For the first half of this century, Skoda was one of the world’s greatest marques - manufacturing some of the most prestigious cars available, such as the luxury Hispano-Suiza limousines. It was a leader in motor car design, technical innovation and a pioneer in the new realm of motorsport.

The economic situation during the communist years in the former Czechoslovakia forced Skoda to become product rather than market orientated - with little regard for consumers and their needs. In time, Skoda became unable to keep up with western motor manufacturers in terms of style and innovation. The authorities made the rules - even insisting that the windscreens should not be raked too far back in case the cars looked decadently sporty! Without any outside influences in terms of creative and innovative ideas and manufacturing processes, the reputation and image of Skoda suffered.

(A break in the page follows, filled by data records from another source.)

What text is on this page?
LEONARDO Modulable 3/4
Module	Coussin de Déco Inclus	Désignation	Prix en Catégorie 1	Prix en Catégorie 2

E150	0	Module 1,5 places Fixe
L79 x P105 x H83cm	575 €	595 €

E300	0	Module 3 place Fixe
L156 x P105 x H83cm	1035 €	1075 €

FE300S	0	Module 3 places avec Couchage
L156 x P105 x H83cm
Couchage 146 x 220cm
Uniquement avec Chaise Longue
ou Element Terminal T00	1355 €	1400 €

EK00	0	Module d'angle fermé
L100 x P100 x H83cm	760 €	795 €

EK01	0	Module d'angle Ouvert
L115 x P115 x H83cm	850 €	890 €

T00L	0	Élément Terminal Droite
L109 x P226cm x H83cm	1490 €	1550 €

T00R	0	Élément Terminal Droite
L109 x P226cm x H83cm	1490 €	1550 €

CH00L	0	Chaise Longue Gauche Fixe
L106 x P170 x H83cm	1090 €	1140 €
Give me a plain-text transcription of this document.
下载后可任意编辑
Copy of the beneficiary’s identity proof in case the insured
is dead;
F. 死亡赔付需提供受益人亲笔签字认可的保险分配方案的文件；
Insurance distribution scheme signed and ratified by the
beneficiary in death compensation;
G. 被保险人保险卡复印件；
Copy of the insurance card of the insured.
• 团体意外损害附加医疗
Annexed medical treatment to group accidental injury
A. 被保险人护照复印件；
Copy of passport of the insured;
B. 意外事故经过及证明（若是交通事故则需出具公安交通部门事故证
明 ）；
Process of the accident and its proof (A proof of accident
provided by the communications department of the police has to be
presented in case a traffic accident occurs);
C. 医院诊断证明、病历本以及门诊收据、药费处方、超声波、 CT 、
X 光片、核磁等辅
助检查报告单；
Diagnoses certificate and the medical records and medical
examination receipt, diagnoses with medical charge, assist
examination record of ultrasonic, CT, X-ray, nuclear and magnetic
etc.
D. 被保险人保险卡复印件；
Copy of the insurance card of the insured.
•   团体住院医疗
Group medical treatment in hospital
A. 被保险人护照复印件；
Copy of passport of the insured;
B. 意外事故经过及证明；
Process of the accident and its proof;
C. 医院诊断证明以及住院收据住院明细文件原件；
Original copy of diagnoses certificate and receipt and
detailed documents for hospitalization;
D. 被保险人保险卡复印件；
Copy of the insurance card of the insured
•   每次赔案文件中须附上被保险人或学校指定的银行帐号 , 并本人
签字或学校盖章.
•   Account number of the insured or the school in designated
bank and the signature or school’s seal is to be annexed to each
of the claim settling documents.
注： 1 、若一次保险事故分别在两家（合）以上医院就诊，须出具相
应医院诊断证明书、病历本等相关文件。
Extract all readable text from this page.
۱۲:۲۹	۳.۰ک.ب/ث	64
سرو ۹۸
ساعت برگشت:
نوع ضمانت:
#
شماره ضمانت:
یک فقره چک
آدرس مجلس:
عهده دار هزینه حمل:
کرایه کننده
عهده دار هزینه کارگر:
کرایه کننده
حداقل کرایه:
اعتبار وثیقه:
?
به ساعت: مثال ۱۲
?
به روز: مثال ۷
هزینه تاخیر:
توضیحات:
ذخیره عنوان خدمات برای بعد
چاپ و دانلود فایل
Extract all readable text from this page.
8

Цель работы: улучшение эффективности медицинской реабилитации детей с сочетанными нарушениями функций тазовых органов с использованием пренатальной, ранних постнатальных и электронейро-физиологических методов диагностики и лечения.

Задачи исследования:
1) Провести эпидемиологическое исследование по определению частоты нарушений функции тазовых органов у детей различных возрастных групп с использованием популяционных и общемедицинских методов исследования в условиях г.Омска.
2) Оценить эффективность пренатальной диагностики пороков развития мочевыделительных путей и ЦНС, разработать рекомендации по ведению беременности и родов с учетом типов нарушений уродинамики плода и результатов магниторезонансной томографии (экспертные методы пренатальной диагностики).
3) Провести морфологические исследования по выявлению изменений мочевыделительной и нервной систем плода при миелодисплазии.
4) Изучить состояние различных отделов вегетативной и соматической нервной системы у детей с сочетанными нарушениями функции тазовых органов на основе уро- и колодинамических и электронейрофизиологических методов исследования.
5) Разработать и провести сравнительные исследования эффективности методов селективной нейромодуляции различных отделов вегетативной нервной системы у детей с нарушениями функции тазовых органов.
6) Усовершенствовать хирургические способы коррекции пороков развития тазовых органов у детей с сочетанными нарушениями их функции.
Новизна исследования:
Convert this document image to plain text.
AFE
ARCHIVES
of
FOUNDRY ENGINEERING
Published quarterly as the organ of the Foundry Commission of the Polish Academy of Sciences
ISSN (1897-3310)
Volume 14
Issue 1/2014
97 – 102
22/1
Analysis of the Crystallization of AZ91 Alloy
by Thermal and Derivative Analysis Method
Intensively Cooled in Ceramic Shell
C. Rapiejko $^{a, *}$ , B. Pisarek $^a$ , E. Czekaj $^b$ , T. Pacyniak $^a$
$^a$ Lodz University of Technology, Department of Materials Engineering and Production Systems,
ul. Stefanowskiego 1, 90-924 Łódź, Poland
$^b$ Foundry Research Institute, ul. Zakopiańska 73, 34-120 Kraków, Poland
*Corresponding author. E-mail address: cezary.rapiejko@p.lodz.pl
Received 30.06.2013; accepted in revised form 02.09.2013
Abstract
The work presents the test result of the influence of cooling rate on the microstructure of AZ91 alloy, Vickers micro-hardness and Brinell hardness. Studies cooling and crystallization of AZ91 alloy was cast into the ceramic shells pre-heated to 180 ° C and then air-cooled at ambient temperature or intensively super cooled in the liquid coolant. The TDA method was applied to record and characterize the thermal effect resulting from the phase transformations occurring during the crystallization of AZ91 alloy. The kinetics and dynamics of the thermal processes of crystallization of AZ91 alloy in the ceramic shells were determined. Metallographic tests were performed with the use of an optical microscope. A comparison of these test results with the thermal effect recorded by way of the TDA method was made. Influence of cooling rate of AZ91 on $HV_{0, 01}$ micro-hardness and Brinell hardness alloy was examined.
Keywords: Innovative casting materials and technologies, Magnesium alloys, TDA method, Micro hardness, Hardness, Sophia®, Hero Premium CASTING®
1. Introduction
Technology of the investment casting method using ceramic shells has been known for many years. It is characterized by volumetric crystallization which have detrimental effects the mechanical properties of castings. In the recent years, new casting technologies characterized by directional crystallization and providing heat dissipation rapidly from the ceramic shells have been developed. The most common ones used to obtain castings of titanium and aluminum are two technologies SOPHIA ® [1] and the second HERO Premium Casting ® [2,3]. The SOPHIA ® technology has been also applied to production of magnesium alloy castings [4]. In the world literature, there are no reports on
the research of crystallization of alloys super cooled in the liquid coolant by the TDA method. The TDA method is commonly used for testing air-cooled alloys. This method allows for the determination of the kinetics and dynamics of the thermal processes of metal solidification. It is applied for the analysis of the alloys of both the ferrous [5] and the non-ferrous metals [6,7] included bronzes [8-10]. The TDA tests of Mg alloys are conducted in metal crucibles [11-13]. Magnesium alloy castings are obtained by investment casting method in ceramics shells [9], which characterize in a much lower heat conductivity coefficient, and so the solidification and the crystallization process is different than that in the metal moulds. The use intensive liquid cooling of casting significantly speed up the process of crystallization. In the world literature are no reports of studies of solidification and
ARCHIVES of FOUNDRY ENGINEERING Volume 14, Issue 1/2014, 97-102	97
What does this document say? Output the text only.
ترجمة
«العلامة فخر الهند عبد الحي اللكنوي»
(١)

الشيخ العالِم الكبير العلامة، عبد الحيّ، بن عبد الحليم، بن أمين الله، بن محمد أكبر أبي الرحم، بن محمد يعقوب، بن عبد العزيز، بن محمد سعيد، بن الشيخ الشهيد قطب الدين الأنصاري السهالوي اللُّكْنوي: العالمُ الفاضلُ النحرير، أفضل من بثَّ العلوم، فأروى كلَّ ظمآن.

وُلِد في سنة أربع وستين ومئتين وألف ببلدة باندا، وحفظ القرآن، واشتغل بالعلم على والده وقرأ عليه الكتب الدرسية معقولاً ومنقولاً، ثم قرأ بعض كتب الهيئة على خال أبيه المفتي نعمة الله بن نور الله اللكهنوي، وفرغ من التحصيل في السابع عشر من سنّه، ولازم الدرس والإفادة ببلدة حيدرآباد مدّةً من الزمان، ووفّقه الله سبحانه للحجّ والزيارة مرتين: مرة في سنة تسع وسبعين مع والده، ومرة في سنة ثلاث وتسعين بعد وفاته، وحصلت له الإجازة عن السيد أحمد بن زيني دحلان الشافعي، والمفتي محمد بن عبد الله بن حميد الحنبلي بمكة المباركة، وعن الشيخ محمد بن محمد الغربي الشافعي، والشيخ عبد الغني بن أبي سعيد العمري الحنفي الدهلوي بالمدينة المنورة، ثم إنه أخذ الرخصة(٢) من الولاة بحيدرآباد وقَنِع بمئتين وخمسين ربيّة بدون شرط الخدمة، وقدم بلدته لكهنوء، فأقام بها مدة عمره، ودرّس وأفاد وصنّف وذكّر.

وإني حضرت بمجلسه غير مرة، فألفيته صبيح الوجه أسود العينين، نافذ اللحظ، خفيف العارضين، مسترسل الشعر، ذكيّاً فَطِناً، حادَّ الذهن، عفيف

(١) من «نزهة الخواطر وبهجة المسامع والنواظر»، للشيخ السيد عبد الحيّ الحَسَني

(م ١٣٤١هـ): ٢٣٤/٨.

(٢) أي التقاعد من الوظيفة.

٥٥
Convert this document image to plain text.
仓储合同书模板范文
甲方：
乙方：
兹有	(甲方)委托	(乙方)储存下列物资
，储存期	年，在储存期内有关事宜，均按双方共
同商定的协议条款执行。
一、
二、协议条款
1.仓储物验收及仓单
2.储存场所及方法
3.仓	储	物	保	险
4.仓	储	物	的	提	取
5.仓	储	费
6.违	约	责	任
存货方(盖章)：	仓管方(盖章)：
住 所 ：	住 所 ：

The rebuilding of the Czech economy after the “Velvet Revolution” in 1989 was significant for Skoda. However, to benefit from the economic upturn, the company required a sound partner with the ability to invest, not only money, but also management expertise, thereby improving the efficiency of its factories, raising quality standards and planning for future development. Skoda’s partnership with Volkswagen was universally accepted as a way of guaranteeing the independence of the existing factories and the Skoda marque.

On April 16th 1991, Skoda became a public company, joining Volkswagen, Audi and Seat, to become the fourth brand in the Global Volkswagen Group. The strategic aim of the company was to reposition the marque, by returning to the core brand values of high quality standards, exceptional customer care and building a consistent marketing communications platform.